Frederick John DALTON, The Moral Vision of Cesar Chavez. Maryknoll: Orbis Books, 2003. 183pp. $20.
Reviewed by Barbara LINEN, Caldwell College, 9 Ryerson Ave., Caldwell, NJ 07006.

The memory of the small, yet powerful figure of Cesar Chavez addressing the convocation will always be with me. We had listened to a Bishop, a former State Governor, several academic types, and an activist or two, but when Chavez spoke, he embodied the message so completely that Rerum Novarum's truth came to life in this good man. This occurred at a celebration of the Centenary of RN in 1991.

I remembered this event again as I read Dalton's The Moral Vision of Cesar Chavez for this review. Thanks to Dalton (and to Orbis Books for its continuing commitment to the alternative voices in our tradition), more people should have access not only to the vision of Chavez which Dalton analyzes well, but also to the personality of this follower of Jesus in our time.

Dalton makes clear from the beginning the subject of his project: "the locus of moral theological reflection" is the "Christian praxis of Cesar Chavez". He "re-tells" the story of Chavez, not the story of the upwardly mobile, hard-working Mexican American who worked his way out of the farm fields where he had spent his youth in a large migrant family. Other authors document how Chavez had "made it" into a white-collar job that might have given him more money and another kind of prestige had he continued to pursue that early career. Dalton's story is about the Chavez who said, "All my life, I have been driven by one dream, one goal, one vision: To overthrow a system that treats farm workers as if they are not important human beings," the man who gave up other work to devote his life to la causa, Chavez' name for the herculean effort he had to lead farm workers to create their own organization. Dalton's work, the fruit of his research for his doctorate, brings together liberation ethics and virtue ethics in the story of Chavez. The two ethical approaches are often addressed in different, even contrasting settings. Using the actual histories—of Chavez' personal achievements, his learning how to use his own experience, the history of the labor movement in California, the work with Alinsky on organizin—-Dalton clarifies how liberation ethics works. He analyzes again (as Chavez had done earlier) the political and social situations of the agribusinesses in California, and the actions in support of justice which were called forth in the particular settings. These actions brought Chavez and the farm workers to situations of conflict, especially with the owners who often had politicians and church leaders on their side. La lucha, the struggle, was often intense and demanding.

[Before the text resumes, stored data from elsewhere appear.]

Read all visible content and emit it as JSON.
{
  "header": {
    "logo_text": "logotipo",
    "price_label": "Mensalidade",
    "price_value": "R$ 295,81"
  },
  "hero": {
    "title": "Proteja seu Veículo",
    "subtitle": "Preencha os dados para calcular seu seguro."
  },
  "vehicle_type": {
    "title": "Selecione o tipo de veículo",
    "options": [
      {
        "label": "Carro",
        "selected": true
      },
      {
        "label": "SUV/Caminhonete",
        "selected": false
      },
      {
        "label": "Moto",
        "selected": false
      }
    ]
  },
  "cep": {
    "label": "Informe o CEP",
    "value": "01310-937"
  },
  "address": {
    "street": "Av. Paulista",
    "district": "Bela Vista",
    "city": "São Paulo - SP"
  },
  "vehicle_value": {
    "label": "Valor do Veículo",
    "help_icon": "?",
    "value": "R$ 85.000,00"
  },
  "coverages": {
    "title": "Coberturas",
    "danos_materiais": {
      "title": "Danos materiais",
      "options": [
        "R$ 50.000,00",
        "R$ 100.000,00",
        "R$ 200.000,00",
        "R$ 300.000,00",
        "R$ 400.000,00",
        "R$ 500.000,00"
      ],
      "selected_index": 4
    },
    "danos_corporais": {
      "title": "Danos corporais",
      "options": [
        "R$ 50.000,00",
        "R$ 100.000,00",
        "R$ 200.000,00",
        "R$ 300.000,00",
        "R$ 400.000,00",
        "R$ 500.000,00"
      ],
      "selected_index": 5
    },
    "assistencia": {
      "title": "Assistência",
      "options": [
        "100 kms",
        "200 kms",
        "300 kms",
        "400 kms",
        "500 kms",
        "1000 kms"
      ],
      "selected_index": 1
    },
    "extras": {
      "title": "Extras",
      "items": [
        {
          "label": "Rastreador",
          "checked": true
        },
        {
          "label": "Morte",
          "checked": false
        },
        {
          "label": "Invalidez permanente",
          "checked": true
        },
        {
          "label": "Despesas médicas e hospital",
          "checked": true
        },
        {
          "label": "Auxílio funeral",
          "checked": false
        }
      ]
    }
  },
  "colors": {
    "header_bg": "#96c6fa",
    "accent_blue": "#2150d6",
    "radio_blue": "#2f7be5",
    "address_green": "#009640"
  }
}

It was "not just a struggle in the fields, legislative halls, and corporate boardrooms; la causa was a struggle in the hearts and minds." (24) It demanded new sets of virtues of all involved in the issues. And always for Chavez la causa was in the context of faith. Chavez' faith was not complicated: it was the faith of the grandmothers, prayer, penance, pilgrimage, devotion to the Virgin of Guadalupe. Neither was it simple. It called, along with the practices, for more than lip-service to what the church teaches. Dalton's account of Chavez' differences with owners, many of whom were Christian, reveals how faith can sometimes lead us in different ways.

As a teacher of social justice issues I found Dalton’s book to be helpful for illustrating not only the fruitfulness of modern Catholic social teaching, but also for demonstrating how it can be lived, albeit in a setting different from our own. The "document" tradition of the papal encyclicals and other social teachings are greatly enriched by "heroes and heroines" whose lives teach so artfully what it’s all about. There are many helpful synthetic treatments in the book of issues like nonviolence, prayer, virtue and prophecy, but it is in the the very earthy telling of the story (including the warts, the character flaws and limitations of the man) of Cesar Chavez, “a contemporary prophet of truth and justice, a man whose life and vision witness to human dignity and the promise of freedom from unjust suffering for all people,” (154) that Dalton’s work is most instructive and creative.